Um aspecto significativo do papel
existencial cuidador, ao acolher o partilhante, diz respeito ao padrão
autogênico em que esse se encontra, ou seja, qual a língua por onde se
expressa, sua semiose preferencial, seus deslocamentos internos, sua
circunstância pessoal.
A observação cuidadosa dessa
referência inicial costuma conceder, ao filósofo clínico, uma via de acesso aos
ingredientes subjetivos, para que ele possa elaborar os exames categoriais e
constituir a base da terapia.

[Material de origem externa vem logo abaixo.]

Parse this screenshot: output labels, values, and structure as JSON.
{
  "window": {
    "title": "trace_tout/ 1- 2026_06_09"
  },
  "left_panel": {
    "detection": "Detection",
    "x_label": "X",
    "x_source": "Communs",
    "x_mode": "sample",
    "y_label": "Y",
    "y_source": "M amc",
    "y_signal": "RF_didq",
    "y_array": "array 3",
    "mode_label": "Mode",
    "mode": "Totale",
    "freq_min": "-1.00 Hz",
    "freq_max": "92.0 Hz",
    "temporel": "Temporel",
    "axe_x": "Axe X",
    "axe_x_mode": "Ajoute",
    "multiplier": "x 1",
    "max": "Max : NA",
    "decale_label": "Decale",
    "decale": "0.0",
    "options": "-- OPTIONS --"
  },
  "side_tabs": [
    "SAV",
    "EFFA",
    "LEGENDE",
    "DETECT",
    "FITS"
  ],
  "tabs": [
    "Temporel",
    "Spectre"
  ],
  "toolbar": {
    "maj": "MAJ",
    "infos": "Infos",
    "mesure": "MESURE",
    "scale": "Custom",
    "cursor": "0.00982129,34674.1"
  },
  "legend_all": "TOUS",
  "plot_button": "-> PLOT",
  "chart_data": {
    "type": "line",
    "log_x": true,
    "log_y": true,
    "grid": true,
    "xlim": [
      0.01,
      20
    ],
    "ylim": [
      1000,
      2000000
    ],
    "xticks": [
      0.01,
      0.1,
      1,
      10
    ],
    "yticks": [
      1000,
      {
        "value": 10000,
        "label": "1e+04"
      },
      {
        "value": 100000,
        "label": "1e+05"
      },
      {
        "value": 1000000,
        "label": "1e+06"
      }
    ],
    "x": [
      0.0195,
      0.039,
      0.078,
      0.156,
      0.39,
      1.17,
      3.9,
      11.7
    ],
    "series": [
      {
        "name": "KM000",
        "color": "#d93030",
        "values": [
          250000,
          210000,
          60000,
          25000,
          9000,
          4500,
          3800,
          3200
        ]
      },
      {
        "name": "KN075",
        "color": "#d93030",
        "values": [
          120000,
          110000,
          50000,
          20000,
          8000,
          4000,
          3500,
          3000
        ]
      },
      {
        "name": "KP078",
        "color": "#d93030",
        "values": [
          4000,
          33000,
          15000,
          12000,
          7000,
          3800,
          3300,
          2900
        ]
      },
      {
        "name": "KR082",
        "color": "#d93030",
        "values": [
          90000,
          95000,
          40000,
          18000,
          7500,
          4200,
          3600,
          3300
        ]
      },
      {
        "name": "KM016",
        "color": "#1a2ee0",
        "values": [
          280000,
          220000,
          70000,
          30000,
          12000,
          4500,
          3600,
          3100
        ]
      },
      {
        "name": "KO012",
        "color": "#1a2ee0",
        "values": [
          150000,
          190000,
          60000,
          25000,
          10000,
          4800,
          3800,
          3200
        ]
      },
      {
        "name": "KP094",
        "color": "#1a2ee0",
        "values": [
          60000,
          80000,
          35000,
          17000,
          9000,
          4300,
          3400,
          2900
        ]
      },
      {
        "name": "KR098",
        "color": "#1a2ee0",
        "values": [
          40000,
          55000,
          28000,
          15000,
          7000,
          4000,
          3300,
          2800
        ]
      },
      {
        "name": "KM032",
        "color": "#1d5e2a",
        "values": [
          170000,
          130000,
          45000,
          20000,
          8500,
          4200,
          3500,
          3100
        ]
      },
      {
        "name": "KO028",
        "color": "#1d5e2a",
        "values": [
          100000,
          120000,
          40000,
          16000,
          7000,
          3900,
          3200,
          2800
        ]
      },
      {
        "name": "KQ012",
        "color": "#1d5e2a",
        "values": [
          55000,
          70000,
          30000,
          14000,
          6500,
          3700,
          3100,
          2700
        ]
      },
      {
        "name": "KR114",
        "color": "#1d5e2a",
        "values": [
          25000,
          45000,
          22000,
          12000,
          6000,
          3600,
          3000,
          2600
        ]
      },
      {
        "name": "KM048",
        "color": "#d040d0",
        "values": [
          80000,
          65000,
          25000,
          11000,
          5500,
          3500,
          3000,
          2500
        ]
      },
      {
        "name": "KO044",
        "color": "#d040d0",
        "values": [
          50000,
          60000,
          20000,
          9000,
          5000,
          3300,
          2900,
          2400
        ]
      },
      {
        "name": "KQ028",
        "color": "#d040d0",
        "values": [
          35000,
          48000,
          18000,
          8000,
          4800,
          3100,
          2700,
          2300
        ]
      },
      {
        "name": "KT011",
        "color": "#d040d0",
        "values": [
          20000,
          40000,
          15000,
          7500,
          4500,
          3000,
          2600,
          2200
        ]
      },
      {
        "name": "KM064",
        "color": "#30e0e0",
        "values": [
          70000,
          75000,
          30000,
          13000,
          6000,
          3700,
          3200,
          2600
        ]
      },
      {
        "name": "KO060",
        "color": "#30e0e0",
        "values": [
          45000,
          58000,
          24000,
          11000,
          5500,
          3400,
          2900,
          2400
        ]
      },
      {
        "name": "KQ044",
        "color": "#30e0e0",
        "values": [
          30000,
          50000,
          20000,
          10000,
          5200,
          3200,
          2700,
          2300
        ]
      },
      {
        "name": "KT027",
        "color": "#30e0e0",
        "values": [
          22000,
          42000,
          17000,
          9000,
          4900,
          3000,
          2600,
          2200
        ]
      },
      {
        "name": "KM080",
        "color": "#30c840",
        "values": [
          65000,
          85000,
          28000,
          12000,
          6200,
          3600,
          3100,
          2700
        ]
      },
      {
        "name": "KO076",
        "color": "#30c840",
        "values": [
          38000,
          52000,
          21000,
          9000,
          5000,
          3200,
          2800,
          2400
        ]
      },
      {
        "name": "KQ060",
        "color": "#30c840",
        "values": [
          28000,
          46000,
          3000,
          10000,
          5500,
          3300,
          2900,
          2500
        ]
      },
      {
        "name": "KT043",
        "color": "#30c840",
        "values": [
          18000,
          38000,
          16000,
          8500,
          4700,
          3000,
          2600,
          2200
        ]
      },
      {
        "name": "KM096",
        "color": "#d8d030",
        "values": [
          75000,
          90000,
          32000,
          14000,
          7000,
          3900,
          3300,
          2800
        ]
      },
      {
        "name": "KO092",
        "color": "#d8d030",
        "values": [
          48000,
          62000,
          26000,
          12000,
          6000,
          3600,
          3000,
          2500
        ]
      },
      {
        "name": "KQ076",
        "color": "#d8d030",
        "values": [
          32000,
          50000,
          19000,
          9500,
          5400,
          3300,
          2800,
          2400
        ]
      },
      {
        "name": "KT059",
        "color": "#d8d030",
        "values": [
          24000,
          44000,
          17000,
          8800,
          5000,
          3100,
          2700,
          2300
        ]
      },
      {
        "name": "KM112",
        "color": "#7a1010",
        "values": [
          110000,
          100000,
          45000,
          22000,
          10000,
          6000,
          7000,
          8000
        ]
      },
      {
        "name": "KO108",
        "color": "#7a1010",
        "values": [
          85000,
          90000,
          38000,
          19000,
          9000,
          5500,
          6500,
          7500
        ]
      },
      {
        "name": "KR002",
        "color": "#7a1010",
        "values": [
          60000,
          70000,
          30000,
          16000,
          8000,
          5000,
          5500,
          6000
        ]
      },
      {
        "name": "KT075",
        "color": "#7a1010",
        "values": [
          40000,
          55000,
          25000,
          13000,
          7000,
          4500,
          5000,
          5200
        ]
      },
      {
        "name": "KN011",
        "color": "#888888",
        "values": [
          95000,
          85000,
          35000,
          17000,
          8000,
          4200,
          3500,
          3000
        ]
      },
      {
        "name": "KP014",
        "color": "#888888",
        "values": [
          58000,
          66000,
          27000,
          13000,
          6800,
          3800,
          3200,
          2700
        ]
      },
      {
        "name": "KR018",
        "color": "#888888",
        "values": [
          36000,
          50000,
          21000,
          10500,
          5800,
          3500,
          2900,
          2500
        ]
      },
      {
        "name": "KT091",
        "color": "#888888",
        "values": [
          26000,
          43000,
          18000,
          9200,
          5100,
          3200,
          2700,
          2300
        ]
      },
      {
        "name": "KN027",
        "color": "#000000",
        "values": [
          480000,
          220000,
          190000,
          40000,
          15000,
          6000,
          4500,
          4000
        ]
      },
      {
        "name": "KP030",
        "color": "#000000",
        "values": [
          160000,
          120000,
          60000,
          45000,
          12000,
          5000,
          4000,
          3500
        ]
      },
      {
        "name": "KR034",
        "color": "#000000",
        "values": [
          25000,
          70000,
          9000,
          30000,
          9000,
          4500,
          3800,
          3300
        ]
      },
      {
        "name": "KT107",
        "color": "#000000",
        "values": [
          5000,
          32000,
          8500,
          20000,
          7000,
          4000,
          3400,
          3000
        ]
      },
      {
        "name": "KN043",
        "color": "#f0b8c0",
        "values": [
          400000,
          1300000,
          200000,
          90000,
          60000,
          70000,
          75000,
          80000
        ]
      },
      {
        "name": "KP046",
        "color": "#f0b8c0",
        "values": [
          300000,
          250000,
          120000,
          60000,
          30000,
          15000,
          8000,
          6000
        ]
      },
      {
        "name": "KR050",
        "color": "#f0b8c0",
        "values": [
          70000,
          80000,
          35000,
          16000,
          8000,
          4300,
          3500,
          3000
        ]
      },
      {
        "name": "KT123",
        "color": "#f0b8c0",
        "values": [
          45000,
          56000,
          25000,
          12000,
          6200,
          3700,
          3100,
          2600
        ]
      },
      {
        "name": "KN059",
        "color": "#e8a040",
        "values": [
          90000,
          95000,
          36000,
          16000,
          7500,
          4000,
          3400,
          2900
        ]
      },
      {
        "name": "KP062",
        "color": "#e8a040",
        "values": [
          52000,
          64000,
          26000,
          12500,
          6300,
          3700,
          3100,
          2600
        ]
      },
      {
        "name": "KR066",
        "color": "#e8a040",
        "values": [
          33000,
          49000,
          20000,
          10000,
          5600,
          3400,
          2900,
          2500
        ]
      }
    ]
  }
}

Nessa prática aprendiz destacam-se os termos
agendados no intelecto, a estruturação de raciocínio, o discurso completo ou
incompleto, a semiose, a interseção; assim é possível acessar indícios preliminares
da malha intelectiva do partilhante, em busca de qualificar a compreensão das
suas narrativas.
Fernando Pessoa diz assim: “(...)
ninguém pode esperar ser compreendido antes que os outros aprendam a língua em
que fala. (...) os gênios inovadores foram sempre, quando não tratados como
doidos (Verlaine, Mallarmé), tratados como parvos (Wordsworth, Keats, Rossetti)
ou como, além de parvos, inimigos da pátria, da religião e da moralidade como
aconteceu com Antero de Quental.” (Alguma Prosa, 1990).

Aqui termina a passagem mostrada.